Perjalanan kekhalifahan harus ada kerja sama saling membantu antara
rakyat sebagai ra’iyyah dengan khalifah sebagai penguasa (ra’in).
Utsman ibn Affan, pengangkatan
khlaifah Utsman diserahkan kepada tim kecil yang beranggotakan enam orang plus
Abdullah ibn Umar. Enam orang itu semuanya ditunjuk oleh Umar dengan alasan
mereka itu adalah ahli syurga yang alim dan dari suku Quraisy.
Pokok-pokok dari khutbah yang
disampaikan antara lain:
1.
Utsman akan memerintah sesuai dengan al-Qur’an dan Hadits.
2.
Ummat Islam (maksudnya rakyat) boleh memberikan kritik kepada khalifah
manakala menyimpang dari ketentuan hukum syari’ah.

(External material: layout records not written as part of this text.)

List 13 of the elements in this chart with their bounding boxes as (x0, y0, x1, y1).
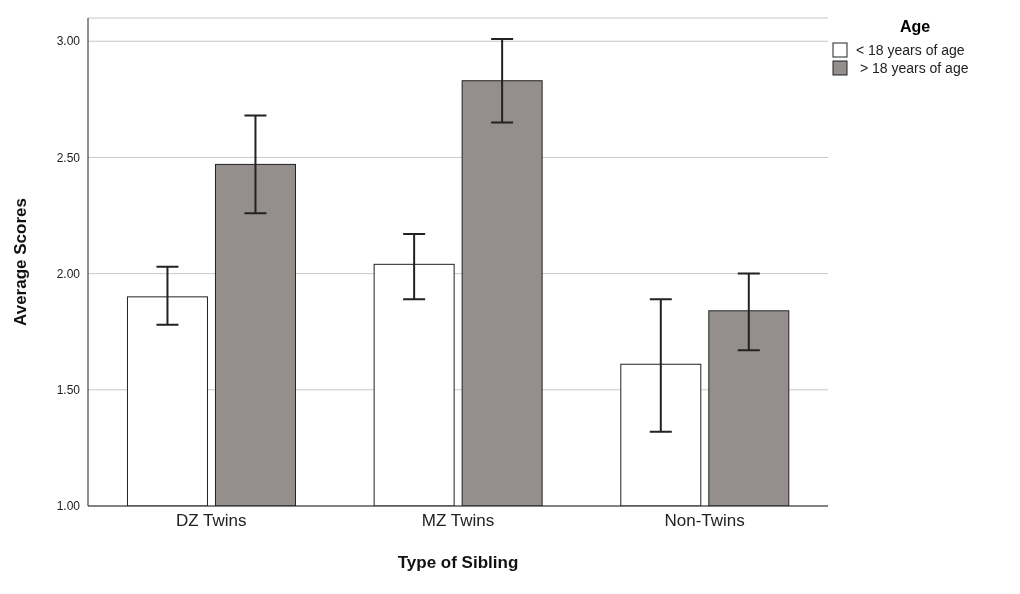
y-axis-title: Average Scores (11, 198, 31, 326)
x-tick-label: DZ Twins (176, 511, 247, 531)
y-tick-label: 3.00 (56, 34, 81, 49)
x-tick-label: Non-Twins (664, 511, 745, 531)
legend-label: > 18 years of age (858, 60, 969, 76)
x-axis-title: Type of Sibling (397, 553, 519, 572)
legend-label: < 18 years of age (856, 42, 965, 58)
y-tick-label: 1.00 (56, 499, 81, 514)
y-tick-label: 2.50 (56, 150, 81, 165)
y-tick-label: 1.50 (56, 383, 81, 398)
y-tick-label: 2.00 (56, 266, 81, 281)
legend-title: Age (898, 18, 932, 36)
x-tick-label: MZ Twins (421, 511, 495, 531)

Ali ibn Thallib, diangkat sebagai
khalifah dalam masa kekacauan karena pembunuhan yang menimpa Utsman. Secara
politis ia dipilih oleh kaum muslimin secara aklamasi. Hampir sebagian besar
kaum muslimin baik dari kelompok muhajirin maupun anshor, seperti tokoh senior
Thalhah dan Zubair, datang turut membai’at. Hanya permasalahannya kenaikan Ali
menjadi khalifah sebelum problem pembunuhan Utsman belum tuntas.[13]
Pidato yang disampaikan Ali antara
lain berisi:
1.
Masyarakat harus taat kepada pemerintah. Ini dilatarbelakangi oleh
suasana kacau yang mengawali pengangkatan Ali.
2.
Saling menjaga kehormatan di antara sesama kaum muslimin.
Dari beberapa rekaman peristiwa
selama masa khulafah al-rasyidun dapat diambil natijah, bahwa hak-hak
rakyat mendapat jaminan hak-haknya yang sangat besar. Hanya saja kalau
dibandingkan dengan perkembangan sekarang, jaminan hak-hak rakyat lebih banyak
bersifat top-down daripada buttom-up, sebagaimana yang sekarang
dikampayekan. Khalifah mempunyai kekuasaan yang telah diberikan oleh umatnya.
Khalifah hanyalah manusia biasa
yang diberi kepercayaan oleh rakyat untuk mengatur urusan dunia dan urusan
akhirat,[14] selaras dengan apa yang disyari’atkan oleh
Allah dan Rasul-Nya. Maka apabila dalam penyelenggaraan pemerintah, khalifah
sesuai dengan yang diperintahkan oleh Allah dan Rasul-Nya, maka rakyat harus
tunduk, namun bila khalifah melakukan kesalahan maka rakyat berhak mengkoreksi
atau bahkan me-makzul-kan khalifahnya. Apabila dalam me-makzul-kan khalifah
akan muncul fitnah maka perlu diwaspadai antara dua kerugian.[15]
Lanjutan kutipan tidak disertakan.